おれはこの時先生の話を聞きながらどんどん自分の心が高ぶっていくのを感じた。

高校行けるのか!金もかからない、変なやつもいない、それで特別推薦で取ってくれるっていうんだからこれはかなりおいしい、おいしすぎる話じゃないのか!?

ただで入学させるなんて、とんでもなく慈愛に満ちた決断をする責任者がいるんだから、さぞこの高校は慈愛に満ち溢れた人間がいっぱいいるに違いない!

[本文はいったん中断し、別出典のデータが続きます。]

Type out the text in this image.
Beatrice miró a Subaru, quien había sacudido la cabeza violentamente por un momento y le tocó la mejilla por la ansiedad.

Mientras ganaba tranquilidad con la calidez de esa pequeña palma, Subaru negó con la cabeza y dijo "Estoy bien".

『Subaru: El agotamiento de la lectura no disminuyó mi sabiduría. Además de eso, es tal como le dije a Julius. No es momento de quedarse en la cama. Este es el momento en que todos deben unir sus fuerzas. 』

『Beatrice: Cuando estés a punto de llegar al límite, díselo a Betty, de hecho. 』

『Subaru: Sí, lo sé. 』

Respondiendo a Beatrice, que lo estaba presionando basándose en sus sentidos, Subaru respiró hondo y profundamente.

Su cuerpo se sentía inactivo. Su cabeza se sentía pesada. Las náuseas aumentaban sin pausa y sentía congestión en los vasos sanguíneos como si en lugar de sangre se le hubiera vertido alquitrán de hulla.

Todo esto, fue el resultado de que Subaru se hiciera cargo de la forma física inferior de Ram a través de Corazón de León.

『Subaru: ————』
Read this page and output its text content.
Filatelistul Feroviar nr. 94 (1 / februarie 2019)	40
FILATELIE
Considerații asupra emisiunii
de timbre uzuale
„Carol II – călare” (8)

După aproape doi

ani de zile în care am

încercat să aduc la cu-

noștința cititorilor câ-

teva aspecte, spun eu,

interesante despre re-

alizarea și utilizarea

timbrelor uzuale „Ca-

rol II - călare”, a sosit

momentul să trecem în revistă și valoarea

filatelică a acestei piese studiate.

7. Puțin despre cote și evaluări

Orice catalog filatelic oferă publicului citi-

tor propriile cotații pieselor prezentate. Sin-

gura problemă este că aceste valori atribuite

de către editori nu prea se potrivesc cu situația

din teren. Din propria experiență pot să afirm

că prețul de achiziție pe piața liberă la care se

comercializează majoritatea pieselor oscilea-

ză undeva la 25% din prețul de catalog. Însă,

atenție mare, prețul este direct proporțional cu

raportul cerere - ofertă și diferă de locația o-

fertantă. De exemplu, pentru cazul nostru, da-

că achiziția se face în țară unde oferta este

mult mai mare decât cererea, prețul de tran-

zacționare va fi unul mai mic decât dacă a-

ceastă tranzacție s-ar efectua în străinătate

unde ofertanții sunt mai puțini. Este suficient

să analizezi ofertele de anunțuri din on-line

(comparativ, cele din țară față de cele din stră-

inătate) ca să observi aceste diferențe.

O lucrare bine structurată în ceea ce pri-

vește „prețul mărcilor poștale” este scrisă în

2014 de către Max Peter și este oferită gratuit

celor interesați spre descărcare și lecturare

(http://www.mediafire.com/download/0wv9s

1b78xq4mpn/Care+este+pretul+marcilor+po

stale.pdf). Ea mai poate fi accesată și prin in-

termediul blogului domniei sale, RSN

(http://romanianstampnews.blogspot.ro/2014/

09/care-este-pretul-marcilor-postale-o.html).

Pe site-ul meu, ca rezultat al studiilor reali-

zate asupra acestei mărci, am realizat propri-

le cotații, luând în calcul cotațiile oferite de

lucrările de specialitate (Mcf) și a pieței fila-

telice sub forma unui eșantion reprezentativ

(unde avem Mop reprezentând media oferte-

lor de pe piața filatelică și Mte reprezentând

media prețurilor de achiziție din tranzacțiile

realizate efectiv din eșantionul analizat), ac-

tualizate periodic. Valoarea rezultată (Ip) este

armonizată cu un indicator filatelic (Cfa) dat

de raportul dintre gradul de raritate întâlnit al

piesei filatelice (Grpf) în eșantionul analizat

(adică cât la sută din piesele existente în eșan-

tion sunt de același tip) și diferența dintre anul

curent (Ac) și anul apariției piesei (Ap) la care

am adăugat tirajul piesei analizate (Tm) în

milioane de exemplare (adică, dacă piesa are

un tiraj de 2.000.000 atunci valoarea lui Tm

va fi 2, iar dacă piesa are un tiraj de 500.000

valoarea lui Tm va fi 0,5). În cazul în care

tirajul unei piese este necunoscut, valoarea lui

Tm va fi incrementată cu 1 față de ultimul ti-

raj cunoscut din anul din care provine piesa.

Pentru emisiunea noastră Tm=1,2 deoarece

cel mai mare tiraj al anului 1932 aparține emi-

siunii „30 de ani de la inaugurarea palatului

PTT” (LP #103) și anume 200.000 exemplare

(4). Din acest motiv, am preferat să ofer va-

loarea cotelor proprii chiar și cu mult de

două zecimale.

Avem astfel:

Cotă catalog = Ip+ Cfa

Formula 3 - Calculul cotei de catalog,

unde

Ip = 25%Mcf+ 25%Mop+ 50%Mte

これは行くしかない!行くしかないだろ俺!不明確な点も多少、いや分からないことだらけだけど悩んでる暇はない!

「先生、おれその学校に行きます!!」

「本当か!謎が多い所は大丈夫なのか?」

「はい!それは大丈夫です!こんなチャンス他にあるとは思わないし!」

「分かった!じゃああちらにはそう連絡しておくから後日会いに行くか!ご両親とも話して固まったらまた連絡してくれ!」


「はい!!!!!!!!!!!」


それから帰宅までの道のりはあまり覚えていない。

100年生きたとしても経験することができないような奇跡としかいえないものが自分のところにやってきてくれたことに俺は有頂天になり、クロスバイクのペダルを折れるほど力いっぱいこぎながら、爆風スランプの「Runner」を歌うというよりももはや叫ぶように何度も繰り返し、家についたころには声が今までないくらいガラガラに枯れていた。

母が帰ってきたおれを見た時「目が光り輝いていた」ように見えたのも決して過剰な表現だとはいえないだろう。

そのような様子で意気揚々と特別推薦の話を聞かされた両親は情報が全くないというのと、全寮制のため家族の元を離れなくてはならないという所で、一瞬不安気な表情を見せたが、自分の子供が諦めていた高校進学ができるということもあり、概ね賛成してくれた。


こうして絶望という地獄にあった俺は先生から垂らされた希望の糸を掴むことになったのである!